Book Review: Lush Life, by David Hajdu

by Alan Greenblatt

I have tried in this column only to write about current performances and releases, believing that the typical jazz proselytizer overwhelms potential initiates by insisting that you can't be a true fan unless you have absorbed fifteen CDs each by Armstrong, Ellington and Charlie Parker, plus good chunks of Basie, Billie, Miles, Monk, Mingus and Bill Evans, not to mention relatively minor figures from Fletcher Henderson to Wayne Shorter, personal favorites like Stan Getz and Dexter Gordon, don't get me started about Dodo Marmorosa and Davey Tough...

You get the point. I don't intend to go back and offer any kind of survey of the great works of the past, as they are voluminous; however, I thought in honor of this column's fifth anniversary I might write about a few worthy books and CDs of the past five years that I never got around to reviewing in a timely fashion.

"Lush Life," for example, David Hajdu's biography of Billy Strayhorn. Strayhorn was Ellington's amanuensis, a composer and arranger with the band for something like 35 years. Strayhorn wrote tunes as famous as "Take the 'A' Train," yet never received much public credit. He may have preferred it that way, as anonymity was a boon to the openly homosexual at the time.

When I saw Hajdu read from this book five years ago, he told a story about someone mentioning someone who knew Strayhorn back in his Pittsburgh days. The person couldn't remember the source's name exactly but said it was Jimmy and his last name started with an E and he worked on the railroad (or whatever). Hajdu, already aware of how stable a community Homewood was, started calling every E in the Pittsburgh phone book while sitting at his desk working on every stuff. He actually found the person, whose daughter answered the phone. "Is this the Jimmy E who worked on the railroad?"

That story made me afraid of reading the book. The current fashion in biographies is so much for the writer to fall in love with his research and not be able to keep any of it out of the book. We know the vintage of every glass of wine Hemingway ever drank, in five volumes.

I could see just by looking that Hajdu wasn't going to go on for 700 pages. But I was worried about him missing the forest for the trees.

Which he doesn't, of course. You feel like he's done his job, getting everything down, including the 1957 price of a martini at the Hickory House, but the details are well-selected. He doesn't feel the need to recreate every recording session. The research instead shows its value as Hajdu punctures myths and misinformation.

I like that he isn't too much of a Strayhorn partisan. He never makes the relationship with Ellington seem simple, merely exploitative, or anything like that. I think it works well, the way Ellington manages to take over the book at the end.

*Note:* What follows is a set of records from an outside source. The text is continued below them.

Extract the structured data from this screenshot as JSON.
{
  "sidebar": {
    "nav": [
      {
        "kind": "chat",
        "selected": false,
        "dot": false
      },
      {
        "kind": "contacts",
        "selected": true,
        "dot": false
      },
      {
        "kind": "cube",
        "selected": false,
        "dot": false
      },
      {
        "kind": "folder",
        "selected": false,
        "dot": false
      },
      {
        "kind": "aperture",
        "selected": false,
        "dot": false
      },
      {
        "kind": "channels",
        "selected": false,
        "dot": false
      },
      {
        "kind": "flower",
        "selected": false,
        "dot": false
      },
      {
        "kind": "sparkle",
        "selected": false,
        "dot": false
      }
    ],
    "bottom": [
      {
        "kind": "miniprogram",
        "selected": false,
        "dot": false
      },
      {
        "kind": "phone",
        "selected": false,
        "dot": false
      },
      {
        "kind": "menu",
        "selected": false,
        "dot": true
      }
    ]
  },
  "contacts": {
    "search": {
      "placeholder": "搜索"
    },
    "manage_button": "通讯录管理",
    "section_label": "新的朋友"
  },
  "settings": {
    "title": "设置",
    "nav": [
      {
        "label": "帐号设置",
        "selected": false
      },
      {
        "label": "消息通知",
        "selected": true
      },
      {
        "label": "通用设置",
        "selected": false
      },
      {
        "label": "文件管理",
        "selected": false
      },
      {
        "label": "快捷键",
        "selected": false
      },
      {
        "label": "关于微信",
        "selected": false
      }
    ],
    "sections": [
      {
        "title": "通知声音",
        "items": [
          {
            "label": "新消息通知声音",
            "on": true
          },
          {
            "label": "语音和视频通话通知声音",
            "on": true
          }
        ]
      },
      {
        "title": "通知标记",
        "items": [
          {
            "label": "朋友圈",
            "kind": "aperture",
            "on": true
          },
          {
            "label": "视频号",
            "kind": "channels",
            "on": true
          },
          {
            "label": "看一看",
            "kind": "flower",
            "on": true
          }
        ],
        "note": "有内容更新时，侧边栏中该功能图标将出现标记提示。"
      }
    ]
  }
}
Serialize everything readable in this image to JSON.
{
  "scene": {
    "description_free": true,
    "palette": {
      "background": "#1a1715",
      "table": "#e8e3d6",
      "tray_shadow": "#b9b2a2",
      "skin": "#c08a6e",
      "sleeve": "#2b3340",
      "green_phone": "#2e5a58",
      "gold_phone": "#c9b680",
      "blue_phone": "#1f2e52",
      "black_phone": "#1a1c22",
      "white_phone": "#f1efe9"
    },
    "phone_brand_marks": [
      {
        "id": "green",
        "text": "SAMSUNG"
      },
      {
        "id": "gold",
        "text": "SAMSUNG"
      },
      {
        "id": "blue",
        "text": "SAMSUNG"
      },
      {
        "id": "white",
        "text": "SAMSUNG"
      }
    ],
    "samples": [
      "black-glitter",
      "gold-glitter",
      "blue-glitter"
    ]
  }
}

Hajdu can't quite get at the interior Strayhorn, although there are glimpses, since Strayhorn wasn't open and didn't leave letters or diaries. But Hajdu gives you a terrific surface. Strayhorn is kind of a prevailing spirit in his own life's story. His friends all talk about him; it's almost a pastiche -- except that Hajdu writes too well to call it that. Strayhorn is this lovely figure who made singers and musicians sound better than they'd known how to be -- so many of them speak to that -- and someone who created an atmosphere of fun or challenge for those around him. It's so moving, reading about these lives he touched, whether it's Jimmy Stewart or Lena Horne or the high school friend who remembers their walks and talks as a highlight of his life as an old man looking back decades later.

One of my coworkers was killed a few years ago. At the memorial service, so many of us told stories. At the end, his father stood up and said, "It's nice to know that a quiet person can touch so many lives." This book made me think again about that.

Hajdu elicited a quote from Diahann Carroll that is a wonderful short summary of another human being: "He was a beautiful, delicate little flower, just, you know, a genius, but a tortured genius. He was an unhappy person. His genius was so overwhelming that being in his presence was something you could never forget. You know, there's such a thing as feeling too much and hearing too much. He suffered from that. I got exactly the same feeling being in the presence of James Baldwin. Strayhorn had the ability to perceive other people better than most of us, and what he perceived wasn't always kind, particularly in relation to himself and the life he chose for himself. Strayhorn and Baldwin both knew the cruelness of the world, and that's what I thought was part of the enormous sadness beneath their exteriors."

There is a resigned melancholy to much of Strayhorn's work. He made tunes and arrangements that were complex but somehow mostly soothing, like Dutch still lives. Hajdu put together a compilation CD of Strayhorn material for Verve in conjunction with the book, but maybe the best place to start is with Ellington's tribute album, "...and His Mother Called Him Bill," which includes Johnny Hodges' incredibly elegaic reading of "Blood Count." Several musicians in recent years have released albums of Strayhorn material, including Joe Henderson's "Lush Life," an album that late in his career made Henderson a beloved star.